Sheriff Javier Salazar says last year, five inmates killed themselves while in county custody, the highest number on record in the county's long history.
"This year, unfortunately, we have had two," Salazar said. "Unfortunately, as far as I'm concerned, as far as my command staff is concerned, that is two too many."
Salazar today announced the creation of a Jail Mental Health Unit, which will focus on prisoners showing signs that they might commit suicide and get them the help that they need.
The problem of suicides in Texas county jails was brought into focus two years ago, when Chicago Prairie View A&M administrator Sandra Bland killed herself in a Houston area jail, after a violent altercation with a state trooper, who was later fired.

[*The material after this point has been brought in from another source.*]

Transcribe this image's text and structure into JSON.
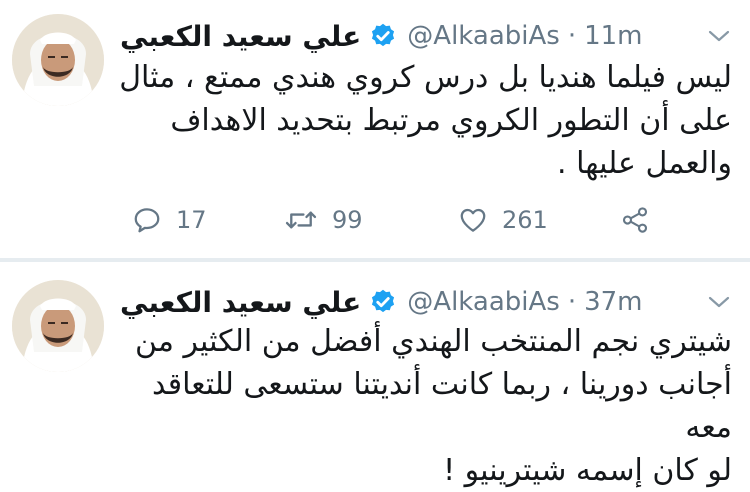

The Texas Legislature in 2017 passed the Sandra Bland Act, requiring county jails to have mental health professionals available, and requiring that jails do a suicide assessment on the intake of a new inmate.
Several factors have been blamed for the statewide rash of suicides among inmates in Texas county jails.
They include the fact that, in some cases, as many as two thirds of all inmates of county jails have never been convicted of any crime, they are simply awaiting trial and can't afford bail.
Another factor is that jails, which were built to house inmates for no more than one year on misdemeanor convictions, are at time being asked to house inmates for two years and more, as appeals are heard and cases are delayed.
There is also the overcrowding which is a constant problem in Bexar County and in other urban jails, driven largely by the county's spike in violent crime.